Члены бригады пришли к выводу, что безопаснее всего спрятать книги и документы внутри гетто, среди собратьев-евреев. Однако, с точки зрения немцев, незаконный внос материалов в гетто был серьезным преступлением по двум причинам. Во-первых, речь шла о краже имущества с рабочего места. Иоганнес Поль и Шпоркет недвусмысленно заявили, что из этого здания материалы могут уходить только в двух направлениях: в Германию и в утиль. Во-вторых, существовал общий запрет на внос книг и документов в гетто, он распространялся на всех работавших вовне.

К концу рабочего дня члены бригады оборачивали бумаги вокруг тела, засовывали предметы под одежду. В долгие холодные зимние месяцы заниматься контрабандой было удобнее: работники ходили в длинных пальто и надевали под них несколько слоев одежды. Были также сшиты специальные пояса и подвязки, их набивали книгами и бумагами.

Однако, чтобы «загрузиться», нужно было взять пальто из деревянной лачужки рядом со зданием, а там обитала их врагиня, бывшая уборщица из ИВО. Она иногда замечала, как работники засовывают под пальто бумаги, и доносила об этом Вирблису, дежурному охраннику. По счастью, Вирблис не слишком серьезно относился к ее словам: теткой она была сквалыжной и часто выдумывала всякую напраслину, так что он не трудился передавать ее жалобы сотрудникам ОШР[157].

Когда группа отправлялась из ИВО в гетто, всех мучил один и тот же вопрос: кто сегодня дежурит на воротах? Если полицейские из гетто и литовцы, проблем, скорее всего, не возникнет. Осматривали они поверхностно, особенно ленились охлопывать членов «бумажной бригады». Охранникам было прекрасно известно, что эти люди несут всего лишь какие-то бумажки, а не продукты питания, что считалось более серьезным нарушением. Некоторые полицейские порой даже просили членов «бумажной бригады» принести им в следующий раз с работы интересный роман.

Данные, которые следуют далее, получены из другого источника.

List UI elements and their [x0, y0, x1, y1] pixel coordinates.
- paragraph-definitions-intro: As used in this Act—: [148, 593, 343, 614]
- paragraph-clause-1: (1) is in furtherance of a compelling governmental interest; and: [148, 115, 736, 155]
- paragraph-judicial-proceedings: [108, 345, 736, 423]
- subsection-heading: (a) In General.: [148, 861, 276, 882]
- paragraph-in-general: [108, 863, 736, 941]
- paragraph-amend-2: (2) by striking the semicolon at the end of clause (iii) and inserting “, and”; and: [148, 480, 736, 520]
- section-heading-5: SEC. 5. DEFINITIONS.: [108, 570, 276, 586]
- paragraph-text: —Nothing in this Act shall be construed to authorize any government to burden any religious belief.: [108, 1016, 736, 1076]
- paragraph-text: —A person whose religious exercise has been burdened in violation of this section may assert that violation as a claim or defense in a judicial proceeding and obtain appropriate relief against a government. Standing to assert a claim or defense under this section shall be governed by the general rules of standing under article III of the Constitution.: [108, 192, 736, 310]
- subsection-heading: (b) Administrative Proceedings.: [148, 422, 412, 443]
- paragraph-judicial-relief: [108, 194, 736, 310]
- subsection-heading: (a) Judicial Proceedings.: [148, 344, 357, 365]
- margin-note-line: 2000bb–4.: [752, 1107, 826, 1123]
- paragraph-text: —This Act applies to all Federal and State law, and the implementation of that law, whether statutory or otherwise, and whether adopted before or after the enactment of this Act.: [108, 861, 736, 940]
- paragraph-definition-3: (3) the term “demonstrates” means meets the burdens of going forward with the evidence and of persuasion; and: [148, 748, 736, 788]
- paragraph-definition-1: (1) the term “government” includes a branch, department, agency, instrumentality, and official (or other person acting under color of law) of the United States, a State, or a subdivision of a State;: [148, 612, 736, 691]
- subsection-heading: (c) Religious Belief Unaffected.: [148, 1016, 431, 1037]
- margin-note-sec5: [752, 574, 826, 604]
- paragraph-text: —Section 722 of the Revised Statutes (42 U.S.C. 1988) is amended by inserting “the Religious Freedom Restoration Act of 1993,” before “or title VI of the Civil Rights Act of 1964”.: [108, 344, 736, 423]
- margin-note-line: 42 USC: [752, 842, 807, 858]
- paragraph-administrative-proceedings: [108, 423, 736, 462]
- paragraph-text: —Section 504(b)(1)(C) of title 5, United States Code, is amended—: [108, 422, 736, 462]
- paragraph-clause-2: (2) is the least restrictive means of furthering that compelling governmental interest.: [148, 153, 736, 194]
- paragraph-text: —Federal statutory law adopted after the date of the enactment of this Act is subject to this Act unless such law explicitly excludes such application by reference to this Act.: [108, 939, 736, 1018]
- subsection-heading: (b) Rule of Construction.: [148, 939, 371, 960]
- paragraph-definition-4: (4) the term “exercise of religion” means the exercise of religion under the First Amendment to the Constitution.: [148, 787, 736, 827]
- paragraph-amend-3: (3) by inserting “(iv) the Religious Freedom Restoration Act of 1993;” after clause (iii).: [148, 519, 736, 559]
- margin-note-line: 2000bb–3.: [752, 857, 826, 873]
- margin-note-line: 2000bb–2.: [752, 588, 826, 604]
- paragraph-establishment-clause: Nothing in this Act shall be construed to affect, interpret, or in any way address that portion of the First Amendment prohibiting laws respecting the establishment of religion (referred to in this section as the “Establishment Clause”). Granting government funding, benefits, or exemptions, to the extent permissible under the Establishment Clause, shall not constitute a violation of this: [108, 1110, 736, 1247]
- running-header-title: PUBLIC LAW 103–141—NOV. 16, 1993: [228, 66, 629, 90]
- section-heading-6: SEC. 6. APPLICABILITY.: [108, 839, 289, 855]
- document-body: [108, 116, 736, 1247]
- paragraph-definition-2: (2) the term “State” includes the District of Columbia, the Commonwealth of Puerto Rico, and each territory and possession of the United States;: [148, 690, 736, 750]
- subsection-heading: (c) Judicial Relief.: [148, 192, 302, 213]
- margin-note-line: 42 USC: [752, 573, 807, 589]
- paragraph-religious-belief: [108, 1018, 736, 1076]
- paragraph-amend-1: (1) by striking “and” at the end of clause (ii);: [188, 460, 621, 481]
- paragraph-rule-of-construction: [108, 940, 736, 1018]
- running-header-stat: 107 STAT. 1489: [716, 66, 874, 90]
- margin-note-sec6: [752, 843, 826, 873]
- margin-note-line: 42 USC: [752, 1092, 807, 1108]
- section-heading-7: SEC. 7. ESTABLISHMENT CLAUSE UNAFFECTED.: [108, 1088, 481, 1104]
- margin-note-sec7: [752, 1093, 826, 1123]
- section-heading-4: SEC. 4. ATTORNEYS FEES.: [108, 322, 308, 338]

Однако, если у ворот поджидали немцы, например Мартин Вайс, начальник полиции, Франц Мурер, заместитель гебитскомиссара по еврейским делам, или командир отряда СС Бруно Киттель, ставки менялись. Немцы безжалостно избивали всех, у кого находили хоть какое-то подобие контрабанды. Мурер часто являлся с инспекцией и заставал всех врасплох. Если он обнаруживал у работника или работницы хлеб или деньги, спрятанные под пальто, он раздевал провинившихся догола, избивал кнутом и бросал в тюрьму. Те, кого Мурер сажал в тюрьму гетто, как правило, выживали. А вот те, кого он отправлял в Лукишки, потом чаще всего оказывались в Понарах[158].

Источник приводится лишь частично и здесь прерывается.